In fact, Bertelsmann's valuation of MGM is more in line with MGM's current actual value, while Ernst's valuation of Wall Street is clearly a super premium.
The reason Ernst wasn't too bothered by the valuation was mainly because the valuation given to Bertelsmann Music Group by the other party wasn't high either.
However, the box office benefits of "Titanic" continue to be released, and MGM's brand value continues to rise.
"$61 billion, that's our bottom line." Ernst held up one finger, emphasizing each word: "Bertelsmann's stake in MGM must be reduced to below 10%."
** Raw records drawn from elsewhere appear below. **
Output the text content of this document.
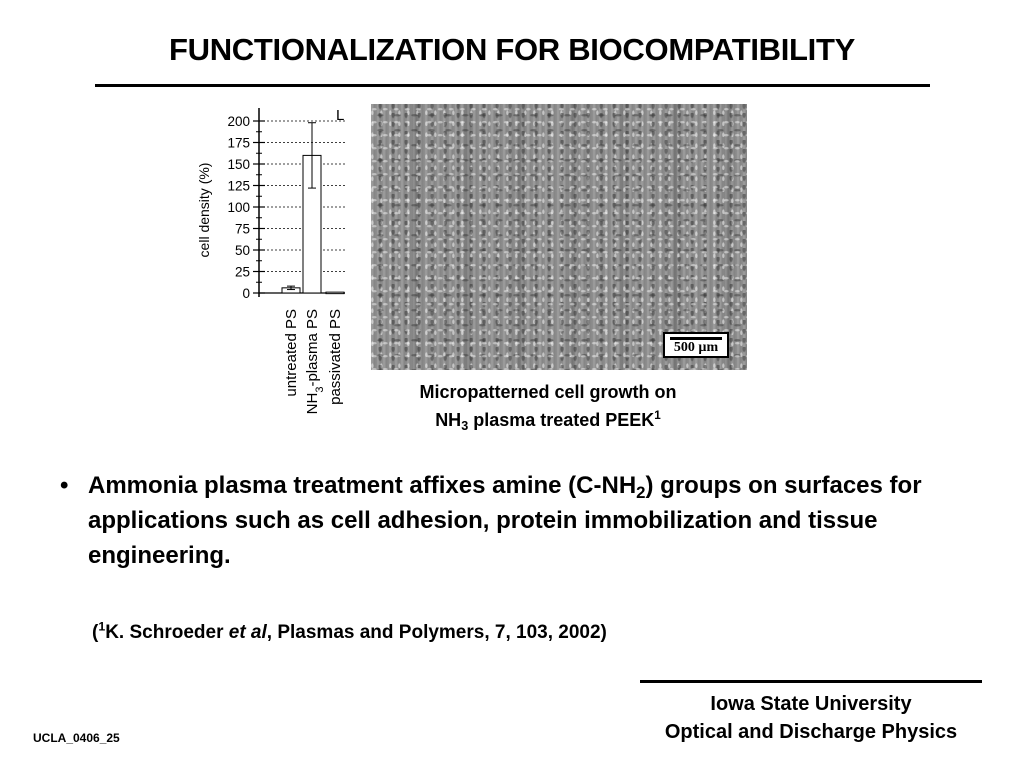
FUNCTIONALIZATION FOR BIOCOMPATIBILITY
0
25
50
75
100
125
150
175
200
untreated PS
$NH_3$-plasma PS passivated PS
cell density (%)
L
500 µm
Micropatterned cell growth on
$NH_3$ plasma treated PEEK$^1$
• Ammonia plasma treatment affixes amine $(C-NH_2)$ groups on surfaces for applications such as cell adhesion, protein immobilization and tissue engineering.
($^1$K. Schroeder et al, Plasmas and Polymers, 7, 103, 2002)
Iowa State University
Optical and Discharge Physics
UCLA_0406_25
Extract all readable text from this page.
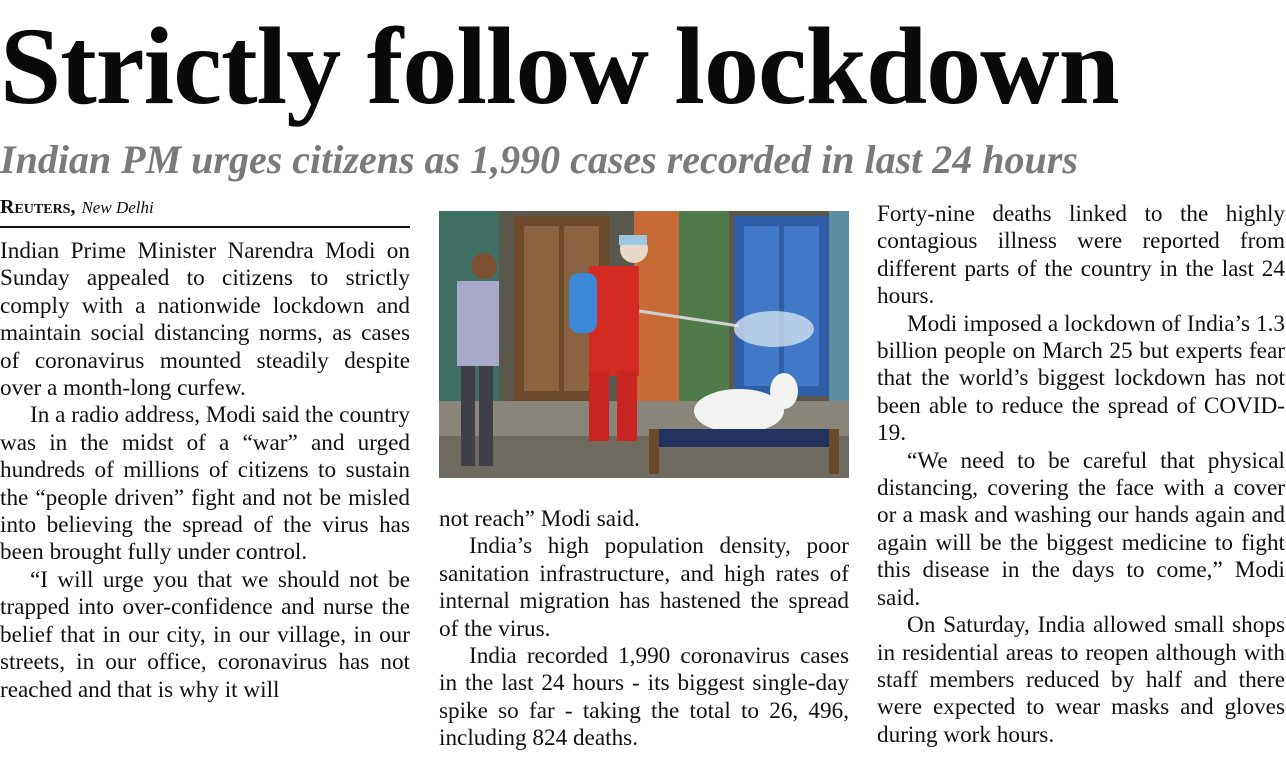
Strictly follow lockdown
Indian PM urges citizens as 1,990 cases recorded in last 24 hours
Reuters, New Delhi

Indian Prime Minister Narendra Modi on Sunday appealed to citizens to strictly comply with a nationwide lockdown and maintain social distancing norms, as cases of coronavirus mounted steadily despite over a month-long curfew.

In a radio address, Modi said the country was in the midst of a “war” and urged hundreds of millions of citizens to sustain the “people driven” fight and not be misled into believing the spread of the virus has been brought fully under control.

“I will urge you that we should not be trapped into over-confidence and nurse the belief that in our city, in our village, in our streets, in our office, coronavirus has not reached and that is why it will

not reach” Modi said.

India’s high population density, poor sanitation infrastructure, and high rates of internal migration has hastened the spread of the virus.

India recorded 1,990 coronavirus cases in the last 24 hours - its biggest single-day spike so far - taking the total to 26, 496, including 824 deaths.

Forty-nine deaths linked to the highly contagious illness were reported from different parts of the country in the last 24 hours.

Modi imposed a lockdown of India’s 1.3 billion people on March 25 but experts fear that the world’s biggest lockdown has not been able to reduce the spread of COVID-19.

“We need to be careful that physical distancing, covering the face with a cover or a mask and washing our hands again and again will be the biggest medicine to fight this disease in the days to come,” Modi said.

On Saturday, India allowed small shops in residential areas to reopen although with staff members reduced by half and there were expected to wear masks and gloves during work hours.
"Should we put the announcement of the progress of the negotiations on the agenda?" Robert Iger thought for a moment. "Now is indeed the right time. Once news of MGM's acquisition of BMG breaks, the capital market will inevitably have optimistic expectations for MGM's valuation, which will be extremely beneficial to our financing negotiations with Wall Street."
The reason for choosing to conduct the negotiations in secret was precisely because of concerns about industry competition, which is because the record industry is currently too prosperous and wealthy.
If other record labels knew that Bertelsmann was interested in selling, they would definitely get involved, and their offers would be much better than MGM's.
However, it now seems that Bertelsmann is not only interested in collaborations in the music industry, but also in the entire entertainment industry, which is a testament to MGM's strengths.
By announcing the news now and raising MGM's valuation, Bertelsmann should be willing to concede on the valuation of a few hundred million dollars.
Once Bertelsmann and MGM reach an agreement, MGM's financing from Wall Street will reach a new level, and Bertelsmann, as one of MGM's major shareholders, will also benefit.